This story didn’t work for me on any level. I can’t discuss many of the reasons because those would constitute spoilers but I can say that it seemed as though the author over used adjectives. Quite often Martin was ‘shocked’ at something said or a look in his direction, not just ‘surprised’. As he walks through the village, he feels people staring at him as if they could see he is gay and will be stoning him soon. He enters the village church, but retreats when the pastor hurries to him with that ‘evangelical gleam in his eye’. The B & B owner looks like a sheep with her white hair and small body, and the woman talks endlessly and doesn’t cook very well. The doctor is disappointed that the tetanus shot doesn’t cause any pain for Martin. Lots of strange observations.

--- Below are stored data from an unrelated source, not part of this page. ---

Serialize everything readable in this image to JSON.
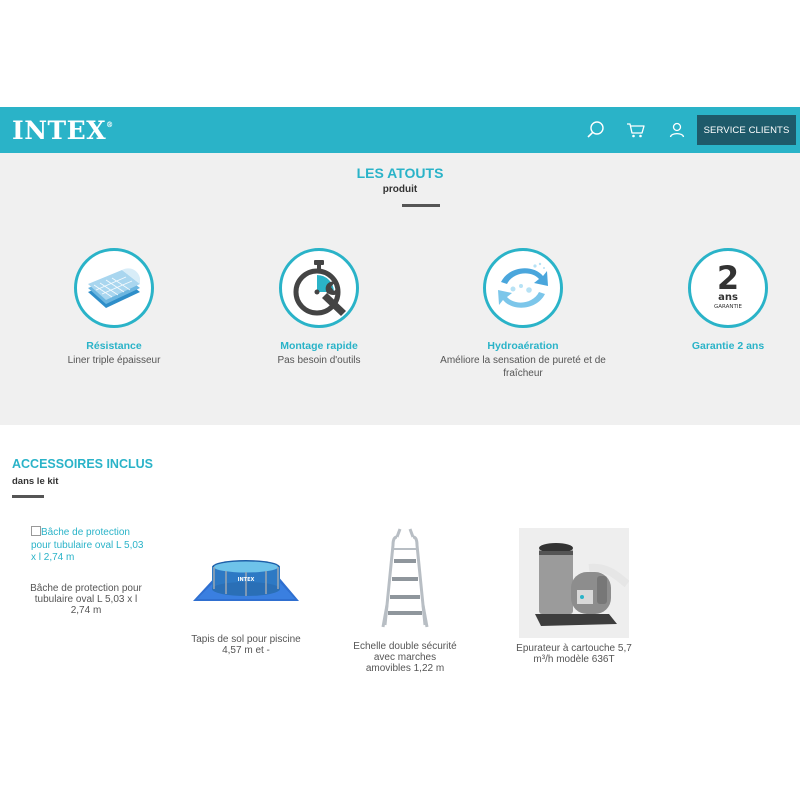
{
  "header": {
    "logo": "INTEX",
    "logo_mark": "®",
    "service_label": "SERVICE CLIENTS",
    "icons": [
      "search-icon",
      "cart-icon",
      "user-icon"
    ],
    "brand_color": "#2ab3c8"
  },
  "atouts": {
    "title": "LES ATOUTS",
    "subtitle": "produit",
    "features": [
      {
        "title": "Résistance",
        "desc": "Liner triple épaisseur",
        "icon": "liner-layers-icon"
      },
      {
        "title": "Montage rapide",
        "desc": "Pas besoin d'outils",
        "icon": "stopwatch-wrench-icon"
      },
      {
        "title": "Hydroaération",
        "desc": "Améliore la sensation de pureté et de fraîcheur",
        "icon": "water-aeration-icon"
      },
      {
        "title": "Garantie 2 ans",
        "desc": "",
        "icon": "warranty-2-years-icon",
        "badge_number": "2",
        "badge_unit": "ans",
        "badge_text": "GARANTIE"
      }
    ]
  },
  "accessoires": {
    "title": "ACCESSOIRES INCLUS",
    "subtitle": "dans le kit",
    "items": [
      {
        "alt": "Bâche de protection pour tubulaire oval L 5,03 x l 2,74 m",
        "label": "Bâche de protection pour tubulaire oval L 5,03 x l 2,74 m"
      },
      {
        "label": "Tapis de sol pour piscine 4,57 m et -",
        "img_brand": "INTEX"
      },
      {
        "label": "Echelle double sécurité avec marches amovibles 1,22 m"
      },
      {
        "label": "Epurateur à cartouche 5,7 m³/h modèle 636T"
      }
    ]
  }
}
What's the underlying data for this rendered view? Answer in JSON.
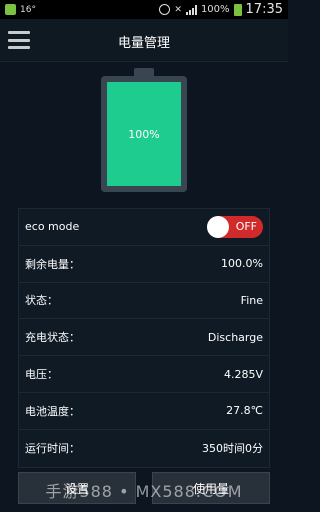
{
  "status_bar": {
    "temperature": "16°",
    "battery_percent": "100%",
    "time": "17:35"
  },
  "header": {
    "title": "电量管理"
  },
  "battery": {
    "level": 100,
    "label": "100%",
    "fill_color": "#1fcc8f"
  },
  "settings": {
    "eco_label": "eco mode",
    "eco_toggle_text": "OFF",
    "rows": [
      {
        "label": "剩余电量：",
        "value": "100.0%"
      },
      {
        "label": "状态：",
        "value": "Fine"
      },
      {
        "label": "充电状态：",
        "value": "Discharge"
      },
      {
        "label": "电压：",
        "value": "4.285V"
      },
      {
        "label": "电池温度：",
        "value": "27.8℃"
      },
      {
        "label": "运行时间：",
        "value": "350时间0分"
      }
    ]
  },
  "buttons": {
    "settings_label": "设置",
    "usage_label": "使用量"
  },
  "watermark": "手游588 • MX588.COM",
  "colors": {
    "accent_green": "#1fcc8f",
    "toggle_off_red": "#d02a2a"
  }
}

The last half of the story deals with Martin waiting for the full moon to see if he will survive the shapeshifting change to a werecat. (Luckily we don’t have to wait a few weeks for this to happen, just a few days.) And Calum doesn’t inform him of anything; they don’t talk, touch or have sex. Calum doesn’t guide the conversation so that Martin will ask those necessary questions about the change. The waitress from the pub shows up to see if he survives the change, and all of a sudden Calum tells Martin that he might not survive the transformation. Martin is understandably angry, but he has no time to take that anger out on anyone because the moon starts peeking over the horizon.
I did like the description of the metamorphosis from human to cat. The story ends with Calum and Martin back in human form, grateful for the successful change, but this ending is too late to salvage the story.